One of the spots that went viral in 2009 was Joe Thornton’s first appearance with Slappy:
Working with Kilburg and Associates ad agency, the Sharks organisation created sixteen “Lousy” advertisements featuring Thornton, Ryan Clowe as a waiter who misunderstands the kind of check his customer is requesting, head coach Todd McLellan as a marriage counselor, Joe Pavelski as a CSI agent who tampers with the evidence and seven other wrongly employed players.
“Hockey players are among the most elite athletes in the world. We wanted people to get to know the team a little better. What happened was it got to be a thing of its own where we ended up focusing our marketing on the individual players.”
A Little Bit of Marketing Magic, A Measure of Improvisational Talent…
“The marketing department is responsible for coming up with the concepts,” Bentz said. “The ads are unscripted. We found out when we started using key players from 2009 on that these guys are hilarious in their own right. We give them the concept and let them run with it. The director we work with has a knack for creating an atmosphere that is fun and affords everyone the freedom to get creative.”
Obviously some players are a good fit from the start. Joe Thornton’s ease in front of the camera and sharp sense of comedic timing caught the attention of the team’s marketing department as well as other agencies and directors seeking to sell hockey to the US public.

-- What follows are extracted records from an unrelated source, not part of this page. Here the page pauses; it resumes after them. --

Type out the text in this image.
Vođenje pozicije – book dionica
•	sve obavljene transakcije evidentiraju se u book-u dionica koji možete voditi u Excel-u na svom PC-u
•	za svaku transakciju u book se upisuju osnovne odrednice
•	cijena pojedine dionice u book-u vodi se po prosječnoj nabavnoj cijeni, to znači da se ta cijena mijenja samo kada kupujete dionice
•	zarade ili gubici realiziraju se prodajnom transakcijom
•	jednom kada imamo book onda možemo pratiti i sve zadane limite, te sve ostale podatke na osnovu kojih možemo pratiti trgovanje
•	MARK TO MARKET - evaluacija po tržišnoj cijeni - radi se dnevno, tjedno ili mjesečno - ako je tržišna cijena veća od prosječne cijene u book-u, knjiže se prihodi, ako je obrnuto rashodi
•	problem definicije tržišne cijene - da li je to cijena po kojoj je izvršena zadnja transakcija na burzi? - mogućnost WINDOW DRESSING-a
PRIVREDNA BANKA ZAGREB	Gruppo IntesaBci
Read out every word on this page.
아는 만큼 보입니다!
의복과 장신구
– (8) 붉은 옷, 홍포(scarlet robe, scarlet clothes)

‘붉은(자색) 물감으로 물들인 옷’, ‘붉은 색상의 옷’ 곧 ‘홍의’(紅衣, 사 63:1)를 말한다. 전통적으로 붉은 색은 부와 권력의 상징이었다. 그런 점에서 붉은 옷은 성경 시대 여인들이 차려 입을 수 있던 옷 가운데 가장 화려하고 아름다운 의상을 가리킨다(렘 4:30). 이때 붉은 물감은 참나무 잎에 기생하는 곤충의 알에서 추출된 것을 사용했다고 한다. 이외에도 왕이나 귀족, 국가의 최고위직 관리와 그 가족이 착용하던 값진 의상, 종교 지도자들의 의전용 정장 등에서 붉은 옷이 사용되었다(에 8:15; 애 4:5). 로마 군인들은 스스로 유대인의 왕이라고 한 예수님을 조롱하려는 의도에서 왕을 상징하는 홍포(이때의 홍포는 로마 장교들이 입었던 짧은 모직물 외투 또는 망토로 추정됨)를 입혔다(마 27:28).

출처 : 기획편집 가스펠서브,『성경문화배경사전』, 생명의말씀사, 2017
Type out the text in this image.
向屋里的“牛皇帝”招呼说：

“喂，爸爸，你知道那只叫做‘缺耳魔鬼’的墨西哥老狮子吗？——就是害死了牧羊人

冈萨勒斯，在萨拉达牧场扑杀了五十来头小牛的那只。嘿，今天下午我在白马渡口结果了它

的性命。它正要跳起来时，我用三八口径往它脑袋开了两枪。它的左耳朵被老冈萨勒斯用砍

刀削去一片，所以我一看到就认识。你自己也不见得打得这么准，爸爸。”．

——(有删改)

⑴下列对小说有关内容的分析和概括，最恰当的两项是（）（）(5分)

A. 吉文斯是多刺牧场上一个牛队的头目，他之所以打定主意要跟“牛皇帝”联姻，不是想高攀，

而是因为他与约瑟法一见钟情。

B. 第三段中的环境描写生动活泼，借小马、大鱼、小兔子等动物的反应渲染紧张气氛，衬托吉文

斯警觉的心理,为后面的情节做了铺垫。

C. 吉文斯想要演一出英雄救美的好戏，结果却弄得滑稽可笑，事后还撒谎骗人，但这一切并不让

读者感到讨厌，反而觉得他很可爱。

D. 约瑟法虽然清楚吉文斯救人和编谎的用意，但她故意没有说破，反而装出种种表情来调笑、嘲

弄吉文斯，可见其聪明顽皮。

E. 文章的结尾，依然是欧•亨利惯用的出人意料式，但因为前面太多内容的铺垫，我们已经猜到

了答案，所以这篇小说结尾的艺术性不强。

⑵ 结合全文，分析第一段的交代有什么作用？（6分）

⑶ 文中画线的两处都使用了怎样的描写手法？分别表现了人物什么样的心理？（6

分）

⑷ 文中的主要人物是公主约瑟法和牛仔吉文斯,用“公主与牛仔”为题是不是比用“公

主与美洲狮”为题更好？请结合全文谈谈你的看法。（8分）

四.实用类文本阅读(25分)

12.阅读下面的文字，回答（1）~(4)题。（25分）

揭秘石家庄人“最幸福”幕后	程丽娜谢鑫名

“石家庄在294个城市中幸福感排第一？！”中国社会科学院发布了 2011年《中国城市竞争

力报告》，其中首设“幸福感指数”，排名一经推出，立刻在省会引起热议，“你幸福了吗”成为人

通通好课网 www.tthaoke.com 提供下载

Have there been any other pleasant surprises for Bentz and crew when they make the commercials?
“It’s a chance to let their personalities come through. We have discovered that Joe Pavelski is a good actor and Danny Boyle has a nice singing voice. For some players, that first time in front of the camera isn’t easy. Then they get used to it and pretty soon they’re naturals. Logan Couture and Joe Pavelski were both very nervous, a little quiet at first, until they realised they were good at this.”
In The NHL, It Doesn’t Feel Like The Holidays Until The SJS Video Card Comes Out
Doug Bentz admits that their surprise viral hit has definitely paid off for the Sharks. As the year winds down, he hears from media outlets and fans who want to know what’s in store. “As I said, Marketing knows the concept, but until we put the guys on the set with some props, we don’t know exactly what will happen. They get the guidelines from us and take it from there. This year, we did a home shopping channel theme. All we did was set them up and they supplied the script.”
This year’s video, which clocks in at just shy of nine minutes has been online since December thirteenth and has already been viewed nearly thirty-five thousand times on YouTube alone. This figure does not include the number of people who have seen it via remote downloads or broadcast outlets. These are the kinds of figures that entertainment managers dream of getting.
“We’re very pleased with the response this campaign gets and the guys have fun with it.”
Of course this leads to one final question: Have we seen the last of Slappy?
There is a pause and a quiet chuckle from Bentz.
“Joe seems to like working with him. As long as Joe wants to work with Slappy, Slappy is going to be around.”
I would like to wish everyone a very happy, joyful and peaceful holiday season. Peace, Paix, Shalom, Salaam, Mir, Achukma, Paz, Haiwa, Irini, Kapayapaan, Sohl Dari, Pace, Satta, Li Ke’i, Rauha, Saanthi and Pax to all!